Les matières de la formation doivent par ailleurs tenir compte de l’évolution des législations et technologies pertinentes telles que la conduite de véhicules connectés.

Les conducteurs routiers doivent, entre autres (modification de l’annexe I) :

  • être formés à la conduite dans des conditions météorologiques extrêmes seraient nécessaires 
  • avoir une connaissance des systèmes de transport intelligents qui permettent une conduite efficace et une meilleure planification des itinéraires;
  • être capables de reconnaître les situations dangereuses sur la route et de gérer efficacement le stress et la conduite dangereuse;
  • identifier les situations dangereuses telles que la distraction au volant, causée par exemple par des téléphones intelligents (smartphones).

 

Reconnaissance mutuelle des CAP (article 10 de la directive 2003/59/CE du 15 juillet 2003 sur la formation des conducteurs routiers)

Pour mémoire, la directive sur la formation des conducteurs actuellement en vigueur prévoit que sur la base du CAP attestation d’une qualification initiale (article 6) et du CAP attestant d’une formation continue (article 8) les autorités compétentes des États membres apposent le code harmonisé 95 de l’UE à côté du permis de conduire ou de la carte de qualification du conducteur.

La directive modificative signée par le Parlement européen et le Conseil de l’UE le 18 avril 2018 prévoit que les conducteurs routiers effectuant des transports de voyageurs peuvent également prouver leur qualification et leur formation au moyen de l’attestation de conducteur prévue par le règlement (UE) n°1072/2009 du Parlement européen et du Conseil, pour autant que celle-ci porte le code harmonisé 95 de l’UE.

Néanmoins, les attestations de conducteur qui ne portent pas le code « 95 » de l’Union et qui ont été délivrées dans les deux ans suivant l’entrée en vigueur de la directive modificative en vue de certifier le respect des exigences de formation, sont acceptées comme preuve de qualification jusqu’à leur date d’expiration.

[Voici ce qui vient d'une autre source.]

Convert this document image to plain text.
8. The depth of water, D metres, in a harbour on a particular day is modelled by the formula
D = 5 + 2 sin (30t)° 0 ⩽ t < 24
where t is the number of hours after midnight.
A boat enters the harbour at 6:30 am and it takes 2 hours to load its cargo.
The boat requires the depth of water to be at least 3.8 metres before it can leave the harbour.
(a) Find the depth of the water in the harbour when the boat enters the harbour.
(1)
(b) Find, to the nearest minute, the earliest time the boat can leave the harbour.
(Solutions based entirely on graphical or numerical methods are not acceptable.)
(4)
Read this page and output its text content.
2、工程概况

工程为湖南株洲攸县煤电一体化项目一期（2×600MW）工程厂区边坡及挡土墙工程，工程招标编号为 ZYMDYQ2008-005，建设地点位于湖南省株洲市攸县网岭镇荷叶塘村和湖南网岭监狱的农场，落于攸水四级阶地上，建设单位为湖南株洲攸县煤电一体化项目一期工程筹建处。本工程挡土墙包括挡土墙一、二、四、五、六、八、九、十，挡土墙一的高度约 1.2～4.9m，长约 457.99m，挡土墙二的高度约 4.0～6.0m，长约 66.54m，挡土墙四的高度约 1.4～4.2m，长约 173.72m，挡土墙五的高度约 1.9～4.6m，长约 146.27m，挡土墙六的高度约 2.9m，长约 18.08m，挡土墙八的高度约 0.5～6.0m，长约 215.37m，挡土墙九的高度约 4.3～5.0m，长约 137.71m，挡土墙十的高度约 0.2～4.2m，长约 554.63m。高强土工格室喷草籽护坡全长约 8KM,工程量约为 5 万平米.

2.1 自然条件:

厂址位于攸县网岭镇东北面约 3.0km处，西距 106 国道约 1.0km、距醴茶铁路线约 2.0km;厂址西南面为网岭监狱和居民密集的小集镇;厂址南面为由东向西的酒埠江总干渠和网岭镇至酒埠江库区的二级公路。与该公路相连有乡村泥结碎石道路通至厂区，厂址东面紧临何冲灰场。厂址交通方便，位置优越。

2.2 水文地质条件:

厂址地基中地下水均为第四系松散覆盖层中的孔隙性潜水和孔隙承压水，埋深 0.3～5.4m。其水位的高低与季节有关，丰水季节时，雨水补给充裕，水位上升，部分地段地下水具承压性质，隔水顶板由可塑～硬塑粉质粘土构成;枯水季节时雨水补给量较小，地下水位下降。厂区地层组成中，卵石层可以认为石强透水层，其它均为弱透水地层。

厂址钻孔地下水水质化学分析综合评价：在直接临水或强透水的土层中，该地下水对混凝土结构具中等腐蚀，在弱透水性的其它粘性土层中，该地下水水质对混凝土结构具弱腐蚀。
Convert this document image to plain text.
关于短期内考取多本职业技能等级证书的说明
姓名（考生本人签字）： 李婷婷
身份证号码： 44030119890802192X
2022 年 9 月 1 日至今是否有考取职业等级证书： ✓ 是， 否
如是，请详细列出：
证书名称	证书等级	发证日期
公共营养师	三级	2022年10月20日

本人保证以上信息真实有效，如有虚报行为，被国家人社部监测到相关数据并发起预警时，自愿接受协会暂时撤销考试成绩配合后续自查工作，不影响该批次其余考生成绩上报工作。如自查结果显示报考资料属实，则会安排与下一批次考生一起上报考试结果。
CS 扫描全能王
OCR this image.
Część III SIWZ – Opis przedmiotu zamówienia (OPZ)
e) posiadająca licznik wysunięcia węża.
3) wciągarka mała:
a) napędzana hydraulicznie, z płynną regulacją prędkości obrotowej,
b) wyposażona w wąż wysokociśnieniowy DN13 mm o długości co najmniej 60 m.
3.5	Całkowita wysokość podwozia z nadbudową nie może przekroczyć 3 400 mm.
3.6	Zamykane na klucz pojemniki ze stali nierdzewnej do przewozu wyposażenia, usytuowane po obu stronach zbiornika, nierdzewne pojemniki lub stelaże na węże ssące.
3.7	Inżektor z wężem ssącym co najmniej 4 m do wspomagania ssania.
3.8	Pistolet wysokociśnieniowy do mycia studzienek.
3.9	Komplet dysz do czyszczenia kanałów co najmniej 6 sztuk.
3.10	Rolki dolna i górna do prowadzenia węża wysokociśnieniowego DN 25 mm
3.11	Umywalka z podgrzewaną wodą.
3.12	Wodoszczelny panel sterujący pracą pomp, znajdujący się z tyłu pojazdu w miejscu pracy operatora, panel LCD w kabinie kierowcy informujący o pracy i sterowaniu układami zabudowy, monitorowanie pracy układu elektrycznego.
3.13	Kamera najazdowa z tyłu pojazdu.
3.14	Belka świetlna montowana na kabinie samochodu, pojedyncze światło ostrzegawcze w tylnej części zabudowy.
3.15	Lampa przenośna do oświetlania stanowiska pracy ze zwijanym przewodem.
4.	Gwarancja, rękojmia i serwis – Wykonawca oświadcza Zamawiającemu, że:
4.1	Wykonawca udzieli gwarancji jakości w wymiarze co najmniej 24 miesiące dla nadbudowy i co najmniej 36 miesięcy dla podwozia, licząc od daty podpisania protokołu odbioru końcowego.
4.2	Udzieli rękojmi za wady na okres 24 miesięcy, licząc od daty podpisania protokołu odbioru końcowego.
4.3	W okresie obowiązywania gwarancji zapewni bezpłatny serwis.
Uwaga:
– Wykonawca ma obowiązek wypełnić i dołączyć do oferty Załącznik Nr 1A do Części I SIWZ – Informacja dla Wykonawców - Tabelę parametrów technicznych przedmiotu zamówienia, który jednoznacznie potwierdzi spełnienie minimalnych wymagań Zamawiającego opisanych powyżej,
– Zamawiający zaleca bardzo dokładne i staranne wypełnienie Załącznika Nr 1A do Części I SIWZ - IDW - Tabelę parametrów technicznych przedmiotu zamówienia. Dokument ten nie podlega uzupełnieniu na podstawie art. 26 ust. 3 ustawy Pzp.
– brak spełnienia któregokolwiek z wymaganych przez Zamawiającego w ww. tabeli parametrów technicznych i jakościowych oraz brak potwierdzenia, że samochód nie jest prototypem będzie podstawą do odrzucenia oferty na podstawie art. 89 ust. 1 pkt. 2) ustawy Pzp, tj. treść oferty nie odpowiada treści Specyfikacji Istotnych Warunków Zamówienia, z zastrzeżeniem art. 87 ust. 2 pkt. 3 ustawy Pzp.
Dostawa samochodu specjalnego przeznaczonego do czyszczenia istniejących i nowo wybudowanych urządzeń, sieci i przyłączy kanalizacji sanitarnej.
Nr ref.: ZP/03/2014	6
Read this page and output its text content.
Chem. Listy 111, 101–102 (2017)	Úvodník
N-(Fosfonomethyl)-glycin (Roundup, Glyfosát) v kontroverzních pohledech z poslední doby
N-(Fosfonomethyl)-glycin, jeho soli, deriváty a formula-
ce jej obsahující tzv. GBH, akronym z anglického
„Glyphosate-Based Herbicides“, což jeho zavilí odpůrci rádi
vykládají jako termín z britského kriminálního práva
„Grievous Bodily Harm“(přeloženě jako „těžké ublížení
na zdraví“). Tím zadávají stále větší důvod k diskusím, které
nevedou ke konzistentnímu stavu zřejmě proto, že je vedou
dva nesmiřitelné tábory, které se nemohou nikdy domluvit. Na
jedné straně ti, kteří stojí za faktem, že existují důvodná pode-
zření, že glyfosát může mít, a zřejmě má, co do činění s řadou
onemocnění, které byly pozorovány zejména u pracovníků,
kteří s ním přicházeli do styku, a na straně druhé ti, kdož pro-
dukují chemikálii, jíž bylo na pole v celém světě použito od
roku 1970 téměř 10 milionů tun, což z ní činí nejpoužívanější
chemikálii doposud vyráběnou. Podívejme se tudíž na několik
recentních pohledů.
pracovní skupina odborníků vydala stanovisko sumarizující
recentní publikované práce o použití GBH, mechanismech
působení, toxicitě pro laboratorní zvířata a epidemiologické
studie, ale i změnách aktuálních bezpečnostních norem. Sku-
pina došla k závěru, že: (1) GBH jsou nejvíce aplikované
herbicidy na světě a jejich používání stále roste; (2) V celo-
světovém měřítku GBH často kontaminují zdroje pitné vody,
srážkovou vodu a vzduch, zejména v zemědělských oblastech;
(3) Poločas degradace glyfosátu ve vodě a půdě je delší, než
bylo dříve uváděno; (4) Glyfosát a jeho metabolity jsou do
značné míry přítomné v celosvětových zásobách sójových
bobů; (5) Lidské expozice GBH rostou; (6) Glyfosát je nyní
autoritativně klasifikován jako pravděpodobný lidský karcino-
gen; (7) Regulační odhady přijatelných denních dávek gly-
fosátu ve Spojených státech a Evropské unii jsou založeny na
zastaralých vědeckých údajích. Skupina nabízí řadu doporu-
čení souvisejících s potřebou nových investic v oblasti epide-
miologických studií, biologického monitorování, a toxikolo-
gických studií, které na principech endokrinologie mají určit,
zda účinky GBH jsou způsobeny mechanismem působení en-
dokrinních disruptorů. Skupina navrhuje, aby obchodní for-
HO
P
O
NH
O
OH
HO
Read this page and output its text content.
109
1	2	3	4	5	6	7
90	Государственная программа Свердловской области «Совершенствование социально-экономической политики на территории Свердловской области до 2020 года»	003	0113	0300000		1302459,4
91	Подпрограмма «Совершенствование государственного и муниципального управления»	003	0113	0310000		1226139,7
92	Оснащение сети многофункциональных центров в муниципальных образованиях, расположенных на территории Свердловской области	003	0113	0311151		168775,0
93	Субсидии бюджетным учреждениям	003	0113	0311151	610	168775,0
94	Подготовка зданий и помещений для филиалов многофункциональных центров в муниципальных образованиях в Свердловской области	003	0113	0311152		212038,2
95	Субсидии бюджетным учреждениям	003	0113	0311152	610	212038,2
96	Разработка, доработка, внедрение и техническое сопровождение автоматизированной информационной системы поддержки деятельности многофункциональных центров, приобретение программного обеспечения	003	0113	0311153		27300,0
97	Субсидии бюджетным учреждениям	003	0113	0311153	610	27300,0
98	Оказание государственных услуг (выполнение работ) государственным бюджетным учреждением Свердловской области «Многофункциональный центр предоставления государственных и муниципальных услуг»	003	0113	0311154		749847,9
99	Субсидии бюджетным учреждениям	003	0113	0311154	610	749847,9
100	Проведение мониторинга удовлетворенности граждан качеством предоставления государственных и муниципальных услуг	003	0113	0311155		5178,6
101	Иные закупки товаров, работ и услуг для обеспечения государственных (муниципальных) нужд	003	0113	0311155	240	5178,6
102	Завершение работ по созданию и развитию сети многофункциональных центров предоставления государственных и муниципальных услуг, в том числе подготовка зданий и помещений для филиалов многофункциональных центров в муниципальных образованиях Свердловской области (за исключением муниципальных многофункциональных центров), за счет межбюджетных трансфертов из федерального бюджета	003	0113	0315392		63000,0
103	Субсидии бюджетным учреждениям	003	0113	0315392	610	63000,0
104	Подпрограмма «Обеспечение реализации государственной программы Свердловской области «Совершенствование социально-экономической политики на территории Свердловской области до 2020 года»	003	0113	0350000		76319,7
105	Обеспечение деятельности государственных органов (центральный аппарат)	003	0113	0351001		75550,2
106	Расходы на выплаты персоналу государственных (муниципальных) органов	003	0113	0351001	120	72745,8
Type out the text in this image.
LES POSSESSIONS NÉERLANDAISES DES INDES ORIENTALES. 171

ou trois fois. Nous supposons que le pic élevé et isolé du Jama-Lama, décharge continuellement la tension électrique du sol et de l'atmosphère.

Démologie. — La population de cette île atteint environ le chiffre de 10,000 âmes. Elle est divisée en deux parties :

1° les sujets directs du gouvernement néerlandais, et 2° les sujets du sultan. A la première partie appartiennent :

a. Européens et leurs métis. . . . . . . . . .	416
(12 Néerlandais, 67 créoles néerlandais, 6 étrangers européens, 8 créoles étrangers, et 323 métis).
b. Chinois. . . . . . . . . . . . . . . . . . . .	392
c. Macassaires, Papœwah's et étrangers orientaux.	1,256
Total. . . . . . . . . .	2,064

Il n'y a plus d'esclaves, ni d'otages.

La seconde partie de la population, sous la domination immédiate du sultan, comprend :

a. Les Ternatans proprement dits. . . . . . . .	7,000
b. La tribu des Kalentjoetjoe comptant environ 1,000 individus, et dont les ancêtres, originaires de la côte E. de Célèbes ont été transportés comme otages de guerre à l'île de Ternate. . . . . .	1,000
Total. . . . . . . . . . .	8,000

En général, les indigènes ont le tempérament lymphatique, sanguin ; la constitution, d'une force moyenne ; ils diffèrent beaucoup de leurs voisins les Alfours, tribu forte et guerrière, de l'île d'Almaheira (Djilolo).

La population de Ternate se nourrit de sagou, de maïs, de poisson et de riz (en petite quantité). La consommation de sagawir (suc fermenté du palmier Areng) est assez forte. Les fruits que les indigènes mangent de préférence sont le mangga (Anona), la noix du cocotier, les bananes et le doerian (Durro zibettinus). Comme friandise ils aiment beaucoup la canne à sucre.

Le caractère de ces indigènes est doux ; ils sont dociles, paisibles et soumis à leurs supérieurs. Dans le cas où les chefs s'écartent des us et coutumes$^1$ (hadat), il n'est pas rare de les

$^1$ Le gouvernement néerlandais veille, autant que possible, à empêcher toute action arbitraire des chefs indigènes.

Ce texte prévoit enfin la mise en place d’un réseau électronique commun afin de permettre aux autorités des Etats membres d’échanger des informations sur les CAP délivrés ou retirés et ainsi lutter plus efficacement contre le commerce illégal de faux certificats à l’échelle de l’UE (nouvel article 10 bis de la directive 2003/59/CE du 15 juillet 2003 sur la formation des conducteurs routiers).

 

Réduction des gaz à effet de serre (article 6 de la directive 2006/126/CE du 20 décembre 2006 relative au permis de conduire modifié)

Dans le but d’instaurer la mobilité durable au sein de l’UE l’utilisation de véhicules équipés de moteurs fonctionnant à l’aide de carburants de substitution est encouragée.

Par conséquent, ces véhicules peuvent désormais être autorisés pour le transport de marchandises sur le territoire des Etats membres dès lors que :

– la maximale autorisée est supérieure à 3500 kg mais n’excède pas 4 250 kg, sans remorque,

A noter, l’excès de masse au-delà de 3 500 kg doit être exclusivement dû à l’excès de masse du système de propulsion par rapport au système de propulsion d’un véhicule de même dimension équipé d’un moteur à combustion interne traditionnel à allumage commandé ou par compression et à condition que la capacité de charge ne soit pas augmentée par rapport à ce véhicule.

– les conducteurs sont titulaires d’un permis de conduire de catégorie B, délivré depuis deux ans au moins,

 

Pour rappel, cette proposition de directive avait été déposée par la Commission européenne le 1er février 2017, et adoptée par le Parlement européen le 13 mars dernier, après avis du Cese rendu le 31 août 2017.

 

Le 12 avril le Conseil de l’UE a finalement adopté le texte.